The first response comes from artists who eliminated a once crucial element: the audience. This collective living witness is replaced by other spectators and testimonial traces. For Yorgos Sapountzis, it’s a webcam, which watches him unfolding several black banners one snowy night outside Berlin’s Deutsches Historisches Museum in Yeti-Lines, 2006. Danh Vo’s audience in trug ky-danh vo rosasco rasmussen, 2002–, is the state, producing a string of bureaucratic portraits for him, from a shoplifting charge to two marriage certificates (and two divorce certificates). These “unmanned” performances suggest that spectacles no longer need a public to thrive. Actual viewers and their concerns—entertainment or ethics—have become superfluous.

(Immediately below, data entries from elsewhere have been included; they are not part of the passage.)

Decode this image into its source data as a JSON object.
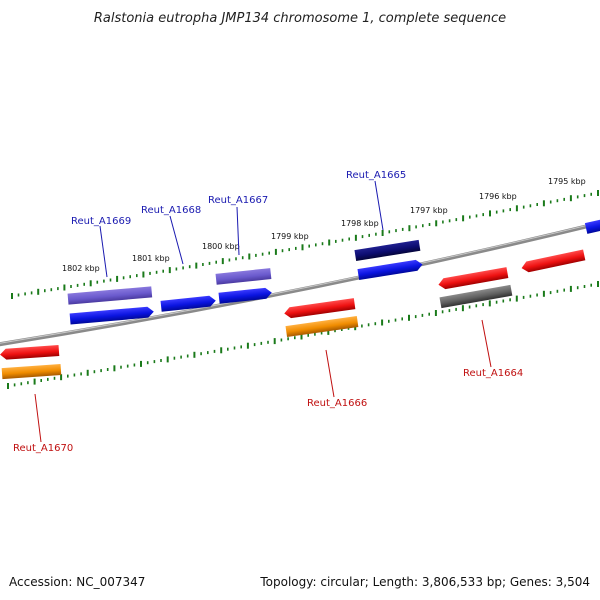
{
  "title": "Ralstonia eutropha JMP134 chromosome 1, complete sequence",
  "footer": {
    "accession": "Accession: NC_007347",
    "stats": "Topology: circular; Length: 3,806,533 bp; Genes: 3,504"
  },
  "scale_labels": [
    "1802 kbp",
    "1801 kbp",
    "1800 kbp",
    "1799 kbp",
    "1798 kbp",
    "1797 kbp",
    "1796 kbp",
    "1795 kbp"
  ],
  "gene_labels": {
    "forward": [
      "Reut_A1669",
      "Reut_A1668",
      "Reut_A1667",
      "Reut_A1665"
    ],
    "reverse": [
      "Reut_A1670",
      "Reut_A1666",
      "Reut_A1664"
    ]
  },
  "colors": {
    "backbone": "#8a8a8a",
    "tick": "#1a7a1a",
    "forward_gene": "#0a14e0",
    "forward_gene_light": "#6a5acd",
    "forward_gene_dark": "#0c0c70",
    "reverse_gene": "#ee1111",
    "reverse_gene_orange": "#f08c00",
    "reverse_gene_gray": "#606060"
  }
}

As a second response, other artists staged contemporary performances to look like historical ones. The resulting documents are about as old as a fresh pair of stonewashed jeans. To get that ’70s feel, Hayley Newman’s “Connotations—Performance Images (1994–1998),” 1998, are photo sessions masquerading as public performances. For his Performance, 2006, Simon Dybbroe Møller opted to use a slide projector, repeatedly showing the same image but with different cracks for a touch of aged authenticity. Pernille Kaper Williams showed After Christine Kozlov, 2006, an antiquated tape reel; even if one could hear—and understand—the Danish-German recordings, what difference would it make? David Lamelas’s 1974 portrait of himself as a rock star demonstrated that even the performance of a performance, however inauthentic, has value and history.
“For Eternity” accentuates a growing generational gap in the treatment of the past, like last year’s “Mercury in Retrograde” at De Appel in Amsterdam and “Again for Tomorrow” at the Royal College of Art Galleries, London. If artists used to rescue historical documents from oblivion, their successors are happy to make them up, alter them, or add a futuristic twist. Compare Christian Boltanski’s archive to that of Walid Raad, or Andreas Slominski’s belated artifacts with David Maljkovic ́’s space-age heritage. Far from willfully misrepresenting the past, today’s artists (and curators) accept that mediation eliminates distinctions between real and fake. Moreover, instead of facing the losses caused by totalitarianism, this generation enjoys a previously unimagined surplus of memories, along with endless means to store, manipulate, and distribute them. We know something about how gender and identity are performed from, say, Judith Butler’s theory and Madonna’s practice; now it is clear that history itself can be performed with just as much complexity.